La vocalista ha concluido su diatriba en el radio y entona por última vez las notas del coro. A Regina la invade una sensación de pánico. Atisba el bulto de su marido entre brumas, pues las lágrimas le humedecen los ojos. Se levanta de un salto, mas en cuanto advierte que Montero aún trata de respirar se deja caer en la silla. Ya muérete, mi amor. No sufras. En el pómulo le palpita un recuerdo doloroso y se lo acaricia con las yemas de los dedos. Recorre de un vistazo las píldoras en el estante, el grifo que gotea, los vasos recién lavados en el escurridor del fregadero. Le tiemblan las manos. Siente náuseas.
Con el estómago revuelto escucha la última tirada de voz de la cantante y, en tanto el tono y el volumen de la música comienzan a decaer, su memoria proyecta una rápida sucesión de imágenes donde reconoce escenas de su vida en común con Montero. Cuarenta y cinco años de casados. Instantes de goce y sufrimiento, de angustias y satisfacciones compartidas, de entrega absoluta y de dolor: Montero abrazándola, golpeándola con saña, celebrando eufórico el nacimiento de un hijo, mirándola con deseo, orgulloso de ser su dueño. Fuimos felices, dice Regina en alto y su voz emerge trémula. Algunos días. Sí.

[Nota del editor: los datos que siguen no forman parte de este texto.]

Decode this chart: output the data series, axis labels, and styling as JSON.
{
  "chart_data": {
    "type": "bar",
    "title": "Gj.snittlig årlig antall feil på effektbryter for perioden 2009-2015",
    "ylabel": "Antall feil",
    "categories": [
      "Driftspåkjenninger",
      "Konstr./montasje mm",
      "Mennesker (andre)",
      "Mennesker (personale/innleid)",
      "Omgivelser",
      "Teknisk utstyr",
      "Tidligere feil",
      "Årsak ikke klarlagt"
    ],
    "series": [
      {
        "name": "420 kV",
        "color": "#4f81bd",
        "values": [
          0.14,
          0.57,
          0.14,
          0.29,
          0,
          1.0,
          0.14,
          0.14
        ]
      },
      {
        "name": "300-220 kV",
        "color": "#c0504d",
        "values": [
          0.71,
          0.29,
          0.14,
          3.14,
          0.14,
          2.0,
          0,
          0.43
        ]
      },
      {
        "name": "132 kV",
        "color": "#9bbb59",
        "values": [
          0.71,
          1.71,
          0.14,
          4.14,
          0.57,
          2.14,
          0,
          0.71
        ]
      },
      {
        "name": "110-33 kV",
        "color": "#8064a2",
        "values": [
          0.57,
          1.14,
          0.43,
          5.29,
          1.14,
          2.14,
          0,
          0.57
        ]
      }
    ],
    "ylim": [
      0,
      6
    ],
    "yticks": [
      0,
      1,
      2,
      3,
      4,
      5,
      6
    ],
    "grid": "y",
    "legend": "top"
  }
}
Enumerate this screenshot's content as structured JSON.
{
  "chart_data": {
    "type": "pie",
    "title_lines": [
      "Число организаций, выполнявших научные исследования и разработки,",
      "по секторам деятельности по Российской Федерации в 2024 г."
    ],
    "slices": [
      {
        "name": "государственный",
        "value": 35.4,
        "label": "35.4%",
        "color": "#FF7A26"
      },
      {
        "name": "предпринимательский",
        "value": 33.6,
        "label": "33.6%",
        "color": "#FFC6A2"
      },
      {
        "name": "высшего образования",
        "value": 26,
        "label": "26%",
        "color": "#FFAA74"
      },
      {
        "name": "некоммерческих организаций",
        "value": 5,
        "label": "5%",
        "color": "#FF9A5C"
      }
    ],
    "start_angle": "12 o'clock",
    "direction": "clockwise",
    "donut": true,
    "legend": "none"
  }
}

La canción ha terminado. Las bocinas callan durante un segundo. La mujer se pone de pie con dificultad, pero sus movimientos se aceleran en cuanto el locutor emprende una perorata sobre la siguiente melodía. De un manotazo Regina agarra el frasco de píldoras, luego corre al fregadero, llena a medias un vaso y regresa hacia su marido. Montero tiene los ojos muy abiertos, inmóviles, fijos en el techo, pero su cuerpo todavía se sacude con los últimos estertores. Ella le separa los labios, desliza una píldora entre ellos y luego vierte un poco de agua que se mezcla con la saliva casi seca. El hombre no se mueve. Entonces Regina lo abraza con suavidad, une su rostro al de él y un enorme vacío dentro del pecho la hace sollozar mientras repite una y otra vez en un susurro: No me dejes sola, mi amor. No me dejes sola.